A surgeon who was specially trained in Left Ventricular Assist Devices was sent in to my hospital room to explain all about these "mechanical heart pumps" and how they work.
I was overwhelmed and amazed and I think at that point, so weak and tired and so ready to leave this scene of time if it was the Lord's will, that I told him, YES! I would let them implant one.
The day after Remembrance Day 2004, I received an LVAD, an amazing mechanical heart pump that provided me with what is called a 'bridge to transplant'. I felt like a whole new person almost immediately.
During the surgery and immediately afterward, my husband was once again told to be prepared because they couldn't be sure that I would make it.
Many hurdles popped up during those 4 months of waiting and living in a private room in the cardio-vascular unit, but the Lord was over all, helping the brilliant medical team come up with solutions [sometimes a little out of the ordinary], until the day came when I was told that a miracle had taken place and I had matched with a donor heart!
The two surgeons performing my heart transplant surgery were the same ones who had performed the surgery to implant my LVAD four months previously so I was in familiar and caring hands.
Needless to say, I do not remember anything about the surgery but I have been told many times by my husband and the doctors how delicate and how long it was! Generally speaking, heart transplant surgery lasts from 6-12 hours. I was in surgery for almost 24 hours and even then, doctors could not close my chest because of bleeding and swelling.
As a result of those complications, I was left sedated for a total of about 90 hours with a special gauze covering my open chest, while they waited for the swelling to decrease. My husband was once again told that he should be prepared for the possibility that I wouldn't survive.
Almost 3 days after the surgery was begun, they were finally able to close my chest and told my husband that the next several days were the most critical, especially after the severity of the whole procedure.
Well, I survived and thrived and by early April was asked by the city newspaper to do an interview with one of my surgeons. I felt fabulous and could hardly wait to go home.
About a week after that, I felt sharp pains in my abdomen that no one on the cardiac unit could diagnose. Because of recurring kidney stone problems during the last few years of my heart problems, a urology resident was called in to see if that was the problem, but it wasn't.
To make a long story short, I had to have emergency surgery to remove an obstruction of the bowel which turned out to be caused by the old adhesions from my 2003 abdominal surgery!
As you can probably already guess, my dear husband was told yet again that the prognosis did not look good and to be prepared for the worst.
At that time we only 2 of our children were still at home, the youngest almost 16, and both were in denial and never really understood just how serious everything was.

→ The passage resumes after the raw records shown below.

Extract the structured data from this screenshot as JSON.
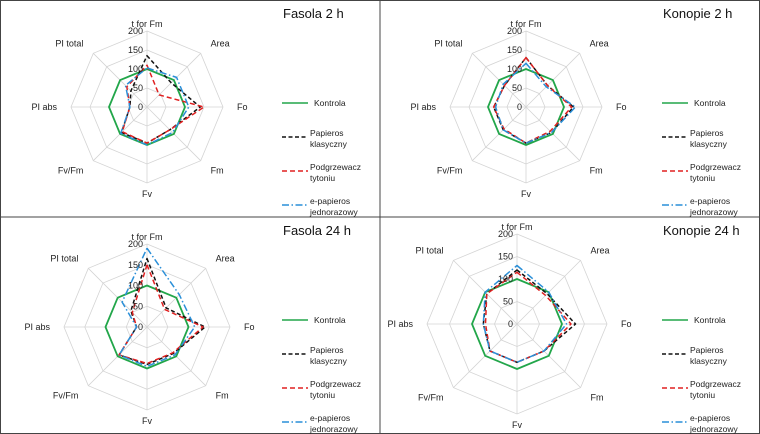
{
  "colors": {
    "Kontrola": "#22a64a",
    "Papieros klasyczny": "#111111",
    "Podgrzewacz tytoniu": "#e02020",
    "e-papieros jednorazowy": "#2a8fd8"
  },
  "axes": [
    "t for Fm",
    "Area",
    "Fo",
    "Fm",
    "Fv",
    "Fv/Fm",
    "PI abs",
    "PI total"
  ],
  "rticks": [
    "0",
    "50",
    "100",
    "150",
    "200"
  ],
  "chart_data": [
    {
      "type": "radar",
      "title": "Fasola 2 h",
      "rlim": [
        0,
        200
      ],
      "series": [
        {
          "name": "Kontrola",
          "values": [
            100,
            100,
            100,
            100,
            100,
            100,
            100,
            100
          ]
        },
        {
          "name": "Papieros klasyczny",
          "values": [
            135,
            90,
            140,
            85,
            95,
            95,
            45,
            60
          ]
        },
        {
          "name": "Podgrzewacz tytoniu",
          "values": [
            110,
            45,
            150,
            85,
            95,
            92,
            45,
            75
          ]
        },
        {
          "name": "e-papieros jednorazowy",
          "values": [
            103,
            110,
            110,
            95,
            100,
            98,
            45,
            80
          ]
        }
      ]
    },
    {
      "type": "radar",
      "title": "Konopie 2 h",
      "rlim": [
        0,
        200
      ],
      "series": [
        {
          "name": "Kontrola",
          "values": [
            100,
            100,
            100,
            100,
            100,
            100,
            100,
            100
          ]
        },
        {
          "name": "Papieros klasyczny",
          "values": [
            130,
            80,
            125,
            95,
            95,
            85,
            85,
            80
          ]
        },
        {
          "name": "Podgrzewacz tytoniu",
          "values": [
            130,
            80,
            120,
            90,
            95,
            82,
            85,
            80
          ]
        },
        {
          "name": "e-papieros jednorazowy",
          "values": [
            115,
            75,
            130,
            95,
            95,
            85,
            80,
            85
          ]
        }
      ]
    },
    {
      "type": "radar",
      "title": "Fasola 24 h",
      "rlim": [
        0,
        200
      ],
      "series": [
        {
          "name": "Kontrola",
          "values": [
            100,
            100,
            100,
            100,
            100,
            100,
            100,
            100
          ]
        },
        {
          "name": "Papieros klasyczny",
          "values": [
            165,
            65,
            140,
            90,
            90,
            95,
            25,
            55
          ]
        },
        {
          "name": "Podgrzewacz tytoniu",
          "values": [
            150,
            60,
            135,
            88,
            88,
            95,
            25,
            50
          ]
        },
        {
          "name": "e-papieros jednorazowy",
          "values": [
            190,
            110,
            115,
            95,
            95,
            95,
            25,
            85
          ]
        }
      ]
    },
    {
      "type": "radar",
      "title": "Konopie 24 h",
      "rlim": [
        0,
        200
      ],
      "series": [
        {
          "name": "Kontrola",
          "values": [
            100,
            100,
            100,
            100,
            100,
            100,
            100,
            100
          ]
        },
        {
          "name": "Papieros klasyczny",
          "values": [
            120,
            95,
            130,
            85,
            85,
            85,
            75,
            95
          ]
        },
        {
          "name": "Podgrzewacz tytoniu",
          "values": [
            115,
            90,
            120,
            85,
            85,
            85,
            70,
            95
          ]
        },
        {
          "name": "e-papieros jednorazowy",
          "values": [
            130,
            100,
            110,
            85,
            85,
            85,
            75,
            100
          ]
        }
      ]
    }
  ]
}
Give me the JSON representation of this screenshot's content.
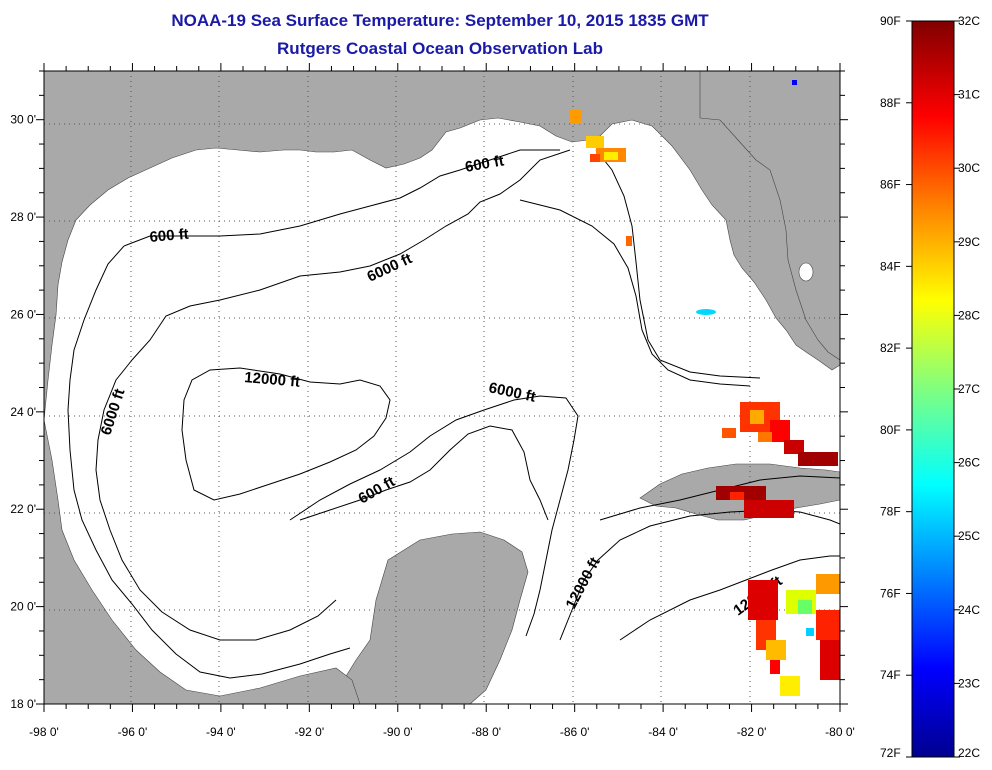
{
  "title": {
    "line1": "NOAA-19 Sea Surface Temperature:  September 10, 2015 1835 GMT",
    "line2": "Rutgers Coastal Ocean Observation Lab"
  },
  "map": {
    "x_ticks": [
      {
        "value": -98,
        "label": "-98 0'"
      },
      {
        "value": -96,
        "label": "-96 0'"
      },
      {
        "value": -94,
        "label": "-94 0'"
      },
      {
        "value": -92,
        "label": "-92 0'"
      },
      {
        "value": -90,
        "label": "-90 0'"
      },
      {
        "value": -88,
        "label": "-88 0'"
      },
      {
        "value": -86,
        "label": "-86 0'"
      },
      {
        "value": -84,
        "label": "-84 0'"
      },
      {
        "value": -82,
        "label": "-82 0'"
      },
      {
        "value": -80,
        "label": "-80 0'"
      }
    ],
    "y_ticks": [
      {
        "value": 30,
        "label": "30 0'"
      },
      {
        "value": 28,
        "label": "28 0'"
      },
      {
        "value": 26,
        "label": "26 0'"
      },
      {
        "value": 24,
        "label": "24 0'"
      },
      {
        "value": 22,
        "label": "22 0'"
      },
      {
        "value": 20,
        "label": "20 0'"
      },
      {
        "value": 18,
        "label": "18 0'"
      }
    ],
    "lon_range": [
      -98,
      -80
    ],
    "lat_range": [
      18,
      31
    ],
    "grid": "dotted",
    "land_color": "#a9a9a9",
    "water_color": "#ffffff",
    "contour_labels": {
      "c600_north": "600 ft",
      "c600_west": "600 ft",
      "c6000_north": "6000 ft",
      "c12000_center": "12000 ft",
      "c6000_center": "6000 ft",
      "c6000_west": "6000 ft",
      "c600_south": "600 ft",
      "c12000_east": "12000 ft",
      "c12000_se": "12000 ft"
    }
  },
  "colorbar": {
    "f_labels": [
      "90F",
      "88F",
      "86F",
      "84F",
      "82F",
      "80F",
      "78F",
      "76F",
      "74F",
      "72F"
    ],
    "c_labels": [
      "32C",
      "31C",
      "30C",
      "29C",
      "28C",
      "27C",
      "26C",
      "25C",
      "24C",
      "23C",
      "22C"
    ],
    "colors": [
      "#00008f",
      "#0000ff",
      "#0080ff",
      "#00ffff",
      "#80ff80",
      "#ffff00",
      "#ff8000",
      "#ff0000",
      "#800000"
    ]
  }
}
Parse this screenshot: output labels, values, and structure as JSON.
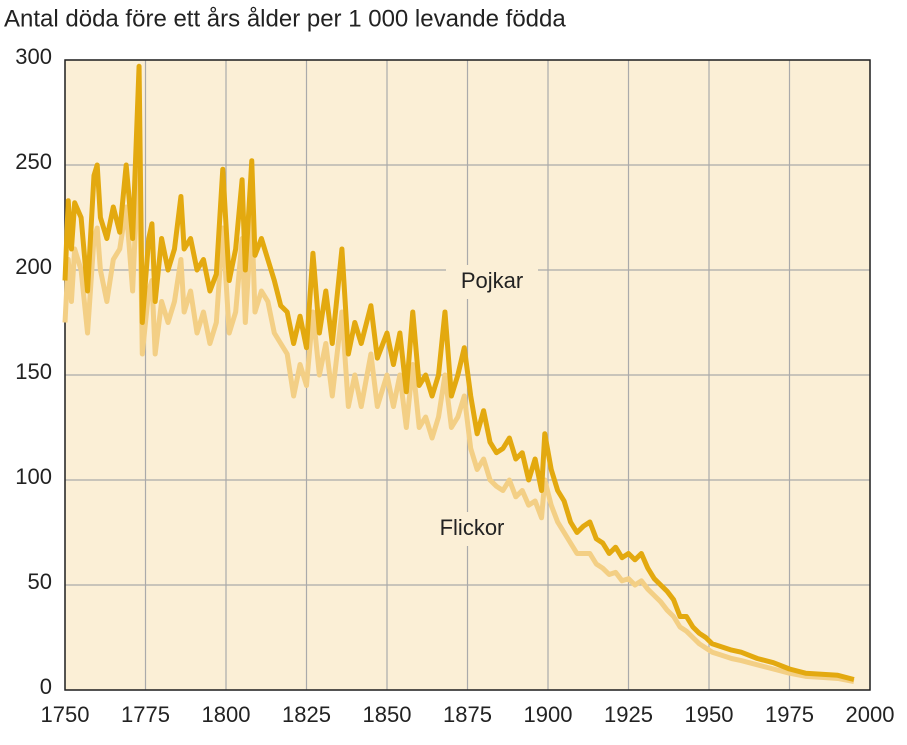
{
  "chart_data": {
    "type": "line",
    "title": "Antal döda före ett års ålder per 1 000 levande födda",
    "x": [
      1750,
      1751,
      1752,
      1753,
      1755,
      1757,
      1759,
      1760,
      1761,
      1763,
      1765,
      1767,
      1769,
      1771,
      1773,
      1774,
      1776,
      1777,
      1778,
      1780,
      1782,
      1784,
      1786,
      1787,
      1789,
      1791,
      1793,
      1795,
      1797,
      1799,
      1801,
      1803,
      1805,
      1806,
      1808,
      1809,
      1811,
      1813,
      1815,
      1817,
      1819,
      1821,
      1823,
      1825,
      1827,
      1829,
      1831,
      1833,
      1836,
      1838,
      1840,
      1842,
      1845,
      1847,
      1850,
      1852,
      1854,
      1856,
      1858,
      1860,
      1862,
      1864,
      1866,
      1868,
      1870,
      1872,
      1874,
      1876,
      1878,
      1880,
      1882,
      1884,
      1886,
      1888,
      1890,
      1892,
      1894,
      1896,
      1898,
      1899,
      1901,
      1903,
      1905,
      1907,
      1909,
      1911,
      1913,
      1915,
      1917,
      1919,
      1921,
      1923,
      1925,
      1927,
      1929,
      1931,
      1933,
      1935,
      1937,
      1939,
      1941,
      1943,
      1945,
      1947,
      1949,
      1951,
      1953,
      1955,
      1957,
      1960,
      1965,
      1970,
      1975,
      1980,
      1985,
      1990,
      1995
    ],
    "series": [
      {
        "name": "Flickor",
        "color": "#f3cf85",
        "values": [
          175,
          205,
          185,
          210,
          200,
          170,
          215,
          220,
          200,
          185,
          205,
          210,
          230,
          190,
          260,
          160,
          190,
          195,
          160,
          185,
          175,
          185,
          205,
          180,
          190,
          170,
          180,
          165,
          175,
          220,
          170,
          180,
          215,
          175,
          225,
          180,
          190,
          185,
          170,
          165,
          160,
          140,
          155,
          145,
          180,
          150,
          165,
          140,
          180,
          135,
          150,
          135,
          160,
          135,
          150,
          135,
          150,
          125,
          155,
          125,
          130,
          120,
          130,
          150,
          125,
          130,
          140,
          115,
          105,
          110,
          100,
          97,
          95,
          100,
          92,
          95,
          88,
          90,
          82,
          100,
          88,
          80,
          75,
          70,
          65,
          65,
          65,
          60,
          58,
          55,
          56,
          52,
          53,
          50,
          52,
          48,
          45,
          42,
          38,
          35,
          30,
          28,
          25,
          22,
          20,
          18,
          17,
          16,
          15,
          14,
          12,
          10,
          8,
          6.5,
          6,
          5.5,
          4
        ]
      },
      {
        "name": "Pojkar",
        "color": "#e3a90f",
        "values": [
          195,
          233,
          210,
          232,
          225,
          190,
          245,
          250,
          225,
          215,
          230,
          218,
          250,
          215,
          297,
          175,
          215,
          222,
          185,
          215,
          200,
          210,
          235,
          210,
          215,
          200,
          205,
          190,
          198,
          248,
          195,
          210,
          243,
          200,
          252,
          207,
          215,
          205,
          195,
          183,
          180,
          165,
          178,
          163,
          208,
          170,
          190,
          165,
          210,
          160,
          175,
          165,
          183,
          158,
          170,
          155,
          170,
          142,
          180,
          145,
          150,
          140,
          150,
          180,
          140,
          150,
          163,
          140,
          122,
          133,
          118,
          113,
          115,
          120,
          110,
          113,
          100,
          110,
          95,
          122,
          105,
          95,
          90,
          80,
          75,
          78,
          80,
          72,
          70,
          65,
          68,
          63,
          65,
          62,
          65,
          58,
          53,
          50,
          47,
          43,
          35,
          35,
          30,
          27,
          25,
          22,
          21,
          20,
          19,
          18,
          15,
          13,
          10,
          8,
          7.5,
          7,
          5
        ]
      }
    ],
    "xlim": [
      1750,
      2000
    ],
    "xticks": [
      1750,
      1775,
      1800,
      1825,
      1850,
      1875,
      1900,
      1925,
      1950,
      1975,
      2000
    ],
    "ylim": [
      0,
      300
    ],
    "yticks": [
      0,
      50,
      100,
      150,
      200,
      250,
      300
    ],
    "grid": true
  }
}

Well, once again, I survived. Obviously, it was not my time to go home to glory and as I look back over those days and weeks, I am amazed and awed by the grace that the Lord poured into my husband's heart and soul as he prepared not once, not twice, but several times for my death and that He poured into me as He strengthened me through the entire journey, which included those almost 7 months of living in the cardio-vascular ward waiting ... far from my husband, teenage children and all our loved ones but never alone! I am reminded of His wondrous promise:
"... My grace is sufficient for thee:
for my strength is made perfect in weakness."
I Corinthians 12:9
for my strength is made perfect in weakness."
I Corinthians 12:9
The photo on the middle LEFT above shows me holding the part of the LVAD that came from my heart to the outside of my body on the left side of my abdomen. It looked somewhat like a transparent, very large yo-yo and you could see the blood actually being pumped. That machine took over the pumping of my almost non-functioning Left Ventricle!
May I never take being alive for granted! May we all find small blessings in the miracle and magic of ordinary, everyday life and realize that in a single moment of time, they could all end.